KUALA LUMPUR, Malaysia - Asia Plantation Capital says it completed an agarwood planting, part of its planned expansion in Malaysia.
The company formed a joint venture to manage a large specialist agarwood plantation located near Kuala Lumpur, where the Aquilaria Sinensis species is being grown specifically for the high value market in China. A state of the art distillation and wood chip processing factory in Johor has also been built.
Agarwood has been in the news recently in Malaysia, due to the number of illegally harvested agarwood seizures made by government officials, along with a spate of arrests. It's clear that the market has changed significantly in recent times, with the demand for sustainable and legal agarwood now firmly established and growing.

In many areas, agarwood in the wild has been logged almost to the point of extinction, due to its high value and the attendant illegal logging. Asia Plantation Capital is one of the few companies in this sector actively developing a legal, sustainable, and 'clean' agarwood industry, and hopes to develop further into other new markets and countries.
In addition to agarwood, also known as gaharu, Asia Plantation Capital says it cultivates and grows other high value timber species and crops, and will adapt the systems and technologies it has pioneered and developed over the last decade in Thailand, India and Sri Lanka to its Malaysian venture. .
In the Kingdom of Thailand, Asia Plantation Capital now owns and manages more than 1.5 million agarwood trees as part of its expanding global portfolio of over 7.5 million trees. The company has a range of estates in its portfolio stretching from Sakhon Nakhon in the north- east, to Hua Hin in the south, making Asia Plantation Capital the largest commercial grower in Thailand today, employing (in peak seasons), more than 1,000 people.
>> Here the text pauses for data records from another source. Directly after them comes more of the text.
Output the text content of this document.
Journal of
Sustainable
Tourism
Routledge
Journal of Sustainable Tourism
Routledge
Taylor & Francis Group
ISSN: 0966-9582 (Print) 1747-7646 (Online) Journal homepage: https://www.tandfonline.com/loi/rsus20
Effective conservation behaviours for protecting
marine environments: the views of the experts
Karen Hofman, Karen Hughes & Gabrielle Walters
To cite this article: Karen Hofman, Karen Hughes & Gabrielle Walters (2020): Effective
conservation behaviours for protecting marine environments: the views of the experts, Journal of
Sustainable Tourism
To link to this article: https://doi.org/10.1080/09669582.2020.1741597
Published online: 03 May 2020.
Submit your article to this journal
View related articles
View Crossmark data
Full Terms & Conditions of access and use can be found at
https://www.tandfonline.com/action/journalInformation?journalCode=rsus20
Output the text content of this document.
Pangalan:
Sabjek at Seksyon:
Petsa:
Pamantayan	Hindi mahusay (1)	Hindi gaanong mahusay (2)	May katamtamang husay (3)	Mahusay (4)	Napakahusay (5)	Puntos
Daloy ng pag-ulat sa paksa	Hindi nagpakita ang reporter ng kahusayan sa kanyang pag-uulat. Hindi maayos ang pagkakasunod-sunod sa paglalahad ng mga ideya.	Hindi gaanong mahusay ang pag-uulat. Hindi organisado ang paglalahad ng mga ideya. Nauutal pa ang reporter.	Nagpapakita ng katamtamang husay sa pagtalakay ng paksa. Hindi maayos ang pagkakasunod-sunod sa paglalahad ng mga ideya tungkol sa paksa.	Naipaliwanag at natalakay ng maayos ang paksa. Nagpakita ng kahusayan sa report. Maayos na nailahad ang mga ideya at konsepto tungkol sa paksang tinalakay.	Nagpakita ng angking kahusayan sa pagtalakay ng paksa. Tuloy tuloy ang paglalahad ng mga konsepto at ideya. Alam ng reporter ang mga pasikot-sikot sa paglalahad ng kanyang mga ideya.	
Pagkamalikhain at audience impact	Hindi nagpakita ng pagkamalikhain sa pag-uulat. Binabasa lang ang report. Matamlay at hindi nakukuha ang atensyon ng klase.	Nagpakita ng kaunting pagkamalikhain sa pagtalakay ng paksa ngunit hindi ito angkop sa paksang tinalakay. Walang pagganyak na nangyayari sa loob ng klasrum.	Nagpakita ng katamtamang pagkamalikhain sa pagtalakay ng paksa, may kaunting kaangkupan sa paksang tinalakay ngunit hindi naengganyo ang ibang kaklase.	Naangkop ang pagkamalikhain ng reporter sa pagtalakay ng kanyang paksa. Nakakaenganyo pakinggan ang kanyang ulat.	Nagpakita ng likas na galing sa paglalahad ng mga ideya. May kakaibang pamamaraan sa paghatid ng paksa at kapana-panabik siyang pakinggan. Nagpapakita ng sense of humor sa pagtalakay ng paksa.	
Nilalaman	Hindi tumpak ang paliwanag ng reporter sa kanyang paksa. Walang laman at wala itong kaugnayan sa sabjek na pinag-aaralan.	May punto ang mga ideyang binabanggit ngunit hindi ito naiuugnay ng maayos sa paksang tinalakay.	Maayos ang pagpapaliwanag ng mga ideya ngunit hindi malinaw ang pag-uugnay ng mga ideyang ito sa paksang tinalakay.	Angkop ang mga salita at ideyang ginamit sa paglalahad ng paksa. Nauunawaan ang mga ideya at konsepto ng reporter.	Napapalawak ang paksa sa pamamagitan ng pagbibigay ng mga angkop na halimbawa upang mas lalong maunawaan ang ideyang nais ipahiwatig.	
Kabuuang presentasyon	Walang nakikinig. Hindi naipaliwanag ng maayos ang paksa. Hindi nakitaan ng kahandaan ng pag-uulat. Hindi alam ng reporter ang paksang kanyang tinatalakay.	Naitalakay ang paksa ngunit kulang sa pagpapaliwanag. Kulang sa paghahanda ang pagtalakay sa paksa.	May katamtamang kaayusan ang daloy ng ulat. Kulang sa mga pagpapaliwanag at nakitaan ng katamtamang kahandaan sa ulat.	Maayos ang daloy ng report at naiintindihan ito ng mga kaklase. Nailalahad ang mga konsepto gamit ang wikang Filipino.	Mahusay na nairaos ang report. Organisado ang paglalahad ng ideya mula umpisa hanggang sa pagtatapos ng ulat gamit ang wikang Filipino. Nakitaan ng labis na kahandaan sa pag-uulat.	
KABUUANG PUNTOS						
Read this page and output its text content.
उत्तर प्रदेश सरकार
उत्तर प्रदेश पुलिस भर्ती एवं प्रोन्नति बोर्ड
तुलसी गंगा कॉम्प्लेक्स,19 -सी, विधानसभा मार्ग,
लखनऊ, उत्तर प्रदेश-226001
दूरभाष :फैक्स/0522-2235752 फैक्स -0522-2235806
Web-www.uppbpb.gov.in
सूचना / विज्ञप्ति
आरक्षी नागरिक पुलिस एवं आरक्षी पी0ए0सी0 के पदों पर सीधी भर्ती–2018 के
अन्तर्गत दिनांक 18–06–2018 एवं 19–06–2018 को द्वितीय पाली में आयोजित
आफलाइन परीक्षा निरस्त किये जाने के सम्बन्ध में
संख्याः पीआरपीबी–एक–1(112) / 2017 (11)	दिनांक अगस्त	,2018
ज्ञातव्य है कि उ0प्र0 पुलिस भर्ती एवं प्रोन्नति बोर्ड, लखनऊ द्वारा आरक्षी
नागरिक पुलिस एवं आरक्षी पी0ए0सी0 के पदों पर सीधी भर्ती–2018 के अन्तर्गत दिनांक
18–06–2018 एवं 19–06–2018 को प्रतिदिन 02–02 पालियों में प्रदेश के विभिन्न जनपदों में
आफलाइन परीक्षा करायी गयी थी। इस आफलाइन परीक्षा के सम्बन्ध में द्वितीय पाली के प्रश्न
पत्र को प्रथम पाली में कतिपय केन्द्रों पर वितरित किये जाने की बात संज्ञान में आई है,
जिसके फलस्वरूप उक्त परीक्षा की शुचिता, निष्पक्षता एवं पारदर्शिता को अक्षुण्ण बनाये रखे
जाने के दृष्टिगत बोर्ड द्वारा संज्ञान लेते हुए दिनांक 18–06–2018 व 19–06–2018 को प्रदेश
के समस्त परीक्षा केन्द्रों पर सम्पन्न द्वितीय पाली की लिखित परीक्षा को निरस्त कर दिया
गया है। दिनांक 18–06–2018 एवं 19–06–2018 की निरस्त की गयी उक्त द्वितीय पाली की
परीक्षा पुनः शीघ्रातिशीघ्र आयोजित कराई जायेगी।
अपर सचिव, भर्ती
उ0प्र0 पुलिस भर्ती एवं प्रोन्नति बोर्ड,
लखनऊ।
In Malaysia, Asia Plantation Capital has now planted a total of 13,400 Aquilaria Malaccensis and Aquilaria Crassna saplings on the new Batu Pahat plantation, as phase one of its ongoing project. The second phase will begin planting immediately, leading to a total of around 27,000 trees being planted, to accompany a state of the art nursery that will be established to house approximately 500,000 saplings.
Situated 100 kilometres north of Johor Bahru, and 5 kilometres from Junction 241 on the North-South Expressway, the plantation is ideally located for visitors and students from Singapore, Johor and Kuala Lumpur, as well as other local and regional growers. The facility is considered by Asia Plantation Capital to be a showcase plantation that demonstrates and utilizes the very latest techniques in planting and husbandry. The plantation boasts 24-hour security, and ultra-modern surveillance systems; not only to look out for any unwelcome visitors, but also to monitor the progress of the saplings.
Asia Plantation Capital Berhad's CEO, Steve Watts,said the Malaysian investment totals $50 million.
"We wish to position Malaysia at the forefront of the global development in agarwood/gaharu," he said. "This includes not only our new factory in Johor, where we have our own distillery - as well facilities to produce infused wood chips and other agarwood related products - but also includes the acquisition of our own plantations and a number of joint ventures with local planters; specifically those who have stock, but no access to the all-important inoculation processes."
Watts says the company is also forming a joint venture with the Islamic University in Gombak, to explore the agarwood as a treatment for cancer-related illnesses. This will include a plantation managed by Asia Plantation Capital, but owned by the University. Asia Plantation Capital says its Malaysian products have already been conferred with Sharia Compliance status by the IBFIM."
Part of the company's strategy is to share information and help educate local growers on the systems needed to achieve the best commercial and environmental results from agarwood plantations. Very few of these growers, if any, have the fully vertically integrated business model that Asia Plantation Capital operates, all the way through to its own retail and wholesale outlets in all the key markets.
"The company plans to offer an 'outgrower' programme to local growers," Watt said. "By working with local growers we will be able to expand, and at the same time help educate and demonstrate the benefits of the systems and the detailed research we have conducted over the last decade. Phase 1 of this programme started last year, with us inoculating mature trees in Johor with our proprietary systems, and, more recently, those outside Kuala Lumpur. The early results have already proven that we have a serious advantage over other systems in the market."